16
$\begingroup$

Given an integer $n$, define $s(n)$ to be the length of the shortest sequence $S = (a_1, \cdots a_{s(n)})$ such that every permutation of $\{1,\cdots,n\}$ is a subsequence of $S$.

If $n=1$, then $S = (1)$ is the shortest sequence containing all permutations of $\{1\}$, so s(1) = 1. If $n=2$, then $S = (1, 2, 1)$ contains all permutations of $\{1,2\}$ as a subsequence, so $s(2)=3$.

Is there a general formula for $s(n)$?

  • 5
    Too bad you're not writing for a Putnam. This screams B1.2011-07-01
  • 3
    Somewhat related: [De Bruijn Sequence](http://en.wikipedia.org/wiki/De_Bruijn_sequence).2011-07-01

2 Answers 2

11

Just so you know, after a quick Google search I found that your question is listed as an open problem on the Open Problem Garden.

A recent partial result gives a lower bound of $n^2-2n+3$ for $s(n)$.

  • 0
    Thanks, I had no idea this was a known problem. It came up in an applied context.2011-07-01
  • 0
    [OEIS][1] has the first four terms 1,3,9,33 and suggests it may be $\sum k!$ [1]: http://oeis.org/A1806322011-07-01
  • 0
    @Ross: I don't think 9 is right for $s(3)$. I think $2312321$ (length 7) contains all length-3 permutations of $\{1,2,3\}$ as subsequences.2011-07-01
  • 0
    @enfield: As Yongyi Chen points out, 9 is for substrings, not subsequences.2011-07-01
  • 0
    @Ross and anybody interested: [this question](http://math.stackexchange.com/questions/15510/what-is-the-shortest-string-that-contains-all-permutations-of-an-alphabet) is about substrings.2011-07-01
  • 2
    The OEIS sequence is for substrings, not subsequences.2011-07-01
  • 0
    9 is correct for $s^\prime(3)$ where $s^\prime$ is the substring version of the problem. It's obvious any string of this type has to be at least of length 8, so that it has enough substrings. But if it's of length 8 then every substring has to be different, so you start constructing the string 12312ohcrap. 123121321, of length 9, works.2011-07-02
  • 0
    It seems that the problem was removed from the Open Problem Garden. Do you know why? Has it been solved? And can you please provide a reference for this lower bound? I need to cite it.2014-05-02
  • 0
    As can be seen from http://oeis.org/A062714, it’s not a lower bound, but an upper bound, and one can do a bit better.2014-05-06
  • 0
    The first link in the answer is now broken2018-10-26
1

An update: the page linked above doesn't exist anymore but the problem still seems to be open, see sequence A062714 on OEIS and references therein. The question was asked recently on mathoverflow and more information was given.

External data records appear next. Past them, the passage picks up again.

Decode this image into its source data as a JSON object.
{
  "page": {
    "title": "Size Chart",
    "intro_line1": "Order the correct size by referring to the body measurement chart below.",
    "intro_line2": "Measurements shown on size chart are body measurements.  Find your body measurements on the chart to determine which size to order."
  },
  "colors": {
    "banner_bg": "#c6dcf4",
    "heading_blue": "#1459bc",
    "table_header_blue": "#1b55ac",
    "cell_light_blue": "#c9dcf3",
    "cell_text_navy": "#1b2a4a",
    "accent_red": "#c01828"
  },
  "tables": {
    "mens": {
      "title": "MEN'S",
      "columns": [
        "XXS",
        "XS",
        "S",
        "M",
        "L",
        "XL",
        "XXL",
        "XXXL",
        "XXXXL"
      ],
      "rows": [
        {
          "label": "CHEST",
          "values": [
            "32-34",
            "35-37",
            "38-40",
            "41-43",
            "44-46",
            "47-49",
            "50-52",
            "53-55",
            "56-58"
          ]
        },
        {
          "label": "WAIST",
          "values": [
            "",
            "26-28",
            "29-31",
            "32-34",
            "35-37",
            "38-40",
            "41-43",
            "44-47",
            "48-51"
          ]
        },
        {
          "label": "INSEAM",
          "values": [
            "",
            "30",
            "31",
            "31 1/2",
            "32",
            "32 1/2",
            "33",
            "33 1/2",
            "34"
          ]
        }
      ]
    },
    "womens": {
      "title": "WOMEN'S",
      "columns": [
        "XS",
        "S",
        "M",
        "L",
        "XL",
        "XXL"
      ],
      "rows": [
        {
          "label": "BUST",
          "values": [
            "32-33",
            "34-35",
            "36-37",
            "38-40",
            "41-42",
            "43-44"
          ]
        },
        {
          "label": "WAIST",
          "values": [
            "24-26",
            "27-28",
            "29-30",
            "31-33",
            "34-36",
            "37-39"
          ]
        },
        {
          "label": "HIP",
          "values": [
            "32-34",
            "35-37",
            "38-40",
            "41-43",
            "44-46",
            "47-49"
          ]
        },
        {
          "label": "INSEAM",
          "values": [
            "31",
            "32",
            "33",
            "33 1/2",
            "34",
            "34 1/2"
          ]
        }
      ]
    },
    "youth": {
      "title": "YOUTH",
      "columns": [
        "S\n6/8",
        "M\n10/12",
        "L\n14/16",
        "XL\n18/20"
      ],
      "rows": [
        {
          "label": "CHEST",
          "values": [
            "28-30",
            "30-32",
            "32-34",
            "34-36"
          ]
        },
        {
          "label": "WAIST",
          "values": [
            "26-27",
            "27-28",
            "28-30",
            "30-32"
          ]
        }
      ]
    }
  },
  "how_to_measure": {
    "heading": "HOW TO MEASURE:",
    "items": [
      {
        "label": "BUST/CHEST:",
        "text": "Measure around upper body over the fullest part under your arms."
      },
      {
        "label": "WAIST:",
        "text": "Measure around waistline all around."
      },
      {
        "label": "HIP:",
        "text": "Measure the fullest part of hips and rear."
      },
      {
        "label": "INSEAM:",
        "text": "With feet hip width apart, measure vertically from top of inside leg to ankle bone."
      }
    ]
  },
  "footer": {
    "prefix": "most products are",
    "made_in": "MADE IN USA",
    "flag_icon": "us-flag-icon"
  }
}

I briefly report here the answer.

A better upper then the one shown above was proven by Radomirovic in 2012: $$s(n)≤⌈n^2−\frac{7}{3}n+\frac{19}{3}⌉.$$ The best lower bound seems to be the one found by Kleitman and Kwiatkowski in 1976: $$s(n)≥n^2−C_{\epsilon}n^{7/4+\epsilon},$$ where $C_{\epsilon}$ is a positive constant for any $ϵ>0$.